Venezuelan Opposition Leader Arrested for Fomenting Unrest

Foreign Policy experts emphasize the largely orchestrated demonstrations come with strong US backing

Venezuelan opposition leader Leopoldo Lopez handed himself over to state security forces on Tuesday in an escalation of tensions foreign policy experts say has largely been orchestrated by western interests.

According to reports, Lopez was taken on charges of fomenting unrest against the government and spurring violence that has killed at least four people. Days before being arrested, Lopez taunted the government on Twitter writing: "Don't you have the guts to arrest me?"

The reportedly student-led protests have escalated into violence over the course of the month as they called for the withdrawal of elected socialist President Nicolas Maduro.

As Lopez submitted to arrest, tens of thousands of demonstrators dressed in white blocked traffic in the streets of Caracas while thousands of Maduro supporters, symbolically clad in the red of the Socialist Party, held a counter demonstration.

Foreign policy experts emphasize that the Maduro-led government is fending off the same sort of attacks that were frequently levied at former President Huge Chavez, despite holding strong majority approval, the backing of key institutions and the support of neighboring governments.

On Sunday, the Mercosur governments (Brazil, Argentina, Uruguay, Paraguay and Venezuela) released a statement denouncing the "recent violent acts" in Venezuela as "attempts to destabilize the democratic order."

According to Venezuelan-born sociologist Maria Paez Victor, while some demonstrators carry genuine complaints, the protests were largely orchestrated and that the appearance of massive revolt is a tactic used to delegitimize the government.

The real opposition, she says, is the U.S. and other western governments.
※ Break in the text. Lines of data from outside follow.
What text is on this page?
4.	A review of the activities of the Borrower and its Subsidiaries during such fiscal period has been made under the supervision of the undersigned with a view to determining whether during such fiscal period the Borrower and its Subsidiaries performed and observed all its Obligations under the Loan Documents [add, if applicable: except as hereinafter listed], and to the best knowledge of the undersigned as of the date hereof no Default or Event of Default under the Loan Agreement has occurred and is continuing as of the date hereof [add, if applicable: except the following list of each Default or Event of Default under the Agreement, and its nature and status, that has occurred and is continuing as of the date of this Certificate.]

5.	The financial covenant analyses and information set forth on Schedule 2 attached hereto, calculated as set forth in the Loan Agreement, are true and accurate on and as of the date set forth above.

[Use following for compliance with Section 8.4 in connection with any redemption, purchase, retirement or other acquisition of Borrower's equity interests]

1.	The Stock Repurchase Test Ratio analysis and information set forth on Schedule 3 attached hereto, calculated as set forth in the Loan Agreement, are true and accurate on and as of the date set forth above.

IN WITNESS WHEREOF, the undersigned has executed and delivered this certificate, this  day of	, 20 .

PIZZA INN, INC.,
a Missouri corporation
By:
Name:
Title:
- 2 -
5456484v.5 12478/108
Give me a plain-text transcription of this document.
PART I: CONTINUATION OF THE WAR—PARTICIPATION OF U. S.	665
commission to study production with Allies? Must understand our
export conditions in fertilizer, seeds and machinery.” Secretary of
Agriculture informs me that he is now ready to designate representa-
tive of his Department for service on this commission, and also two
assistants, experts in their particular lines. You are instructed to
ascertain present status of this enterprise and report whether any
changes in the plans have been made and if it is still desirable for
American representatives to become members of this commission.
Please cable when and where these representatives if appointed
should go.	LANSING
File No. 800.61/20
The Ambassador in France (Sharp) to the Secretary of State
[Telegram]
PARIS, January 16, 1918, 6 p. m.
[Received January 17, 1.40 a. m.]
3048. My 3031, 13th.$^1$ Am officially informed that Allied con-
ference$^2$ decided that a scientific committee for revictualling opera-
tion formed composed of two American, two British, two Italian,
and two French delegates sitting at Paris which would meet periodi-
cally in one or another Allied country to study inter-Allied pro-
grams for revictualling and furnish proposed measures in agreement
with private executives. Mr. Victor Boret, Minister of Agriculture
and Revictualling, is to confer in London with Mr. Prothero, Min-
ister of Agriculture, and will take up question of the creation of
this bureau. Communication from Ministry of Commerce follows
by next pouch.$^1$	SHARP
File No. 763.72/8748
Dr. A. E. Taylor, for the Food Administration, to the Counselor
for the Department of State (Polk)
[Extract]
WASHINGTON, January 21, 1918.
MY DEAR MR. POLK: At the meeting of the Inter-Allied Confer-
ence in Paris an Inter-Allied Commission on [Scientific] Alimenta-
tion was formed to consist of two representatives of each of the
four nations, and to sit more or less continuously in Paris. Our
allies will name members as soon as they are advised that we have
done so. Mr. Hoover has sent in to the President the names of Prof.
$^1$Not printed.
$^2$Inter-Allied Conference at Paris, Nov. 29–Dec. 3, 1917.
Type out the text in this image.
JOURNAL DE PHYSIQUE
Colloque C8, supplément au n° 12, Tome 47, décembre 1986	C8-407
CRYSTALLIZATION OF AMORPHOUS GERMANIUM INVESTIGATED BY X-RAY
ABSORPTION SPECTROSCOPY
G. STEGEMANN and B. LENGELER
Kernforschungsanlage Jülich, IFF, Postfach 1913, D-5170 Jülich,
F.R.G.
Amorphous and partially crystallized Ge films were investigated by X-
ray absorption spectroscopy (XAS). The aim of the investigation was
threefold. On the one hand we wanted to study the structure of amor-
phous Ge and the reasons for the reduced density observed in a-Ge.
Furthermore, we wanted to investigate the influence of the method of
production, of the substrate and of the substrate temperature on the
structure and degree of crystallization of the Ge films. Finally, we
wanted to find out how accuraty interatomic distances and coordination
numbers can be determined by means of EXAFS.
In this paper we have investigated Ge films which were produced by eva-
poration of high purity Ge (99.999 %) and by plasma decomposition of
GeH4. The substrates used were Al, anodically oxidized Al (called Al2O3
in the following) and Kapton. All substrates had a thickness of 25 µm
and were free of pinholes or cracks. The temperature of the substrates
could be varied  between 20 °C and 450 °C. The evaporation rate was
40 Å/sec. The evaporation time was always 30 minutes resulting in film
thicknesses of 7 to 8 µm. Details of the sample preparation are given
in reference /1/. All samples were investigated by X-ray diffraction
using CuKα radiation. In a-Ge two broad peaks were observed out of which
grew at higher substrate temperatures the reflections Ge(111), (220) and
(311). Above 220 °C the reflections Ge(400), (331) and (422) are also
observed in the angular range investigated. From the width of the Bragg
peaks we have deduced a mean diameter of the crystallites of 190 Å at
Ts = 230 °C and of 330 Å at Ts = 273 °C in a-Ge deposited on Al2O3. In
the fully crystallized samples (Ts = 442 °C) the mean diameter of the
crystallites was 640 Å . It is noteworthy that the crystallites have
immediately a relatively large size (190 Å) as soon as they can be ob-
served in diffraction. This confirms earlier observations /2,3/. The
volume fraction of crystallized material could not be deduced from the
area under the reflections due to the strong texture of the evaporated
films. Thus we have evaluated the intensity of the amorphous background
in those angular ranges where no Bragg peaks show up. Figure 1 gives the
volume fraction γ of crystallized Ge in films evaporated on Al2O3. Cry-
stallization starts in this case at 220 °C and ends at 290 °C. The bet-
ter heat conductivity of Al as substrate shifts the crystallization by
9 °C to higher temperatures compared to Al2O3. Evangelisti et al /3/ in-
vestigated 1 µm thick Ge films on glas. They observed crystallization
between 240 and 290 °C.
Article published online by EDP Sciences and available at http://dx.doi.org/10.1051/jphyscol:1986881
"Venezuela represents the rejection of neo-liberal economics and corporate capitalism," Paez Victor writes. "The corrupt elite- governed Venezuela, darling of corporate capitalism, that had impoverished its own population during 40 years, is no more."

Paez Victor continues:

These violent tactics have no hope of succeeding because, unlike 1999, the Venezuelan people are now organized into many groups: the communal councils, the communes, the thousands of health, security, militia, sports, educational, cultural committees. The Bolivarian Revolution has fostered, not a mass of people, but an organized organic population that makes decisions about its living conditions along with its government because Venezuela is now a fully functioning participatory democracy.

Without a popular base, support of the military or any regional backing, Paez Victor says that the opposition's "only card is to hope Venezuela is invaded by U.S. Marines."

"Of course we all know who the U.S. government supports in Venezuela," writes Mark Weisbrot, co-director of the Center for Economic and Policy Research in Washington, DC. "[T]here's $5 million in the 2014 US federal budget for funding opposition activities inside Venezuela, and this is almost certainly the tip of the iceberg - adding to the hundreds of millions of dollars of overt support over the past 15 years."

Weisbrot notes that recent statements made by U.S. Secretary of State John Kerry and other state department spokespeople have further inflamed the situation by making it clear that Washington is backing a regime change.

"It remains to be seen how far [the opposition] will go this time to win by other means what they have not been able to win at the ballot box, and how long they will have Washington's support for regime change in Venezuela," he adds.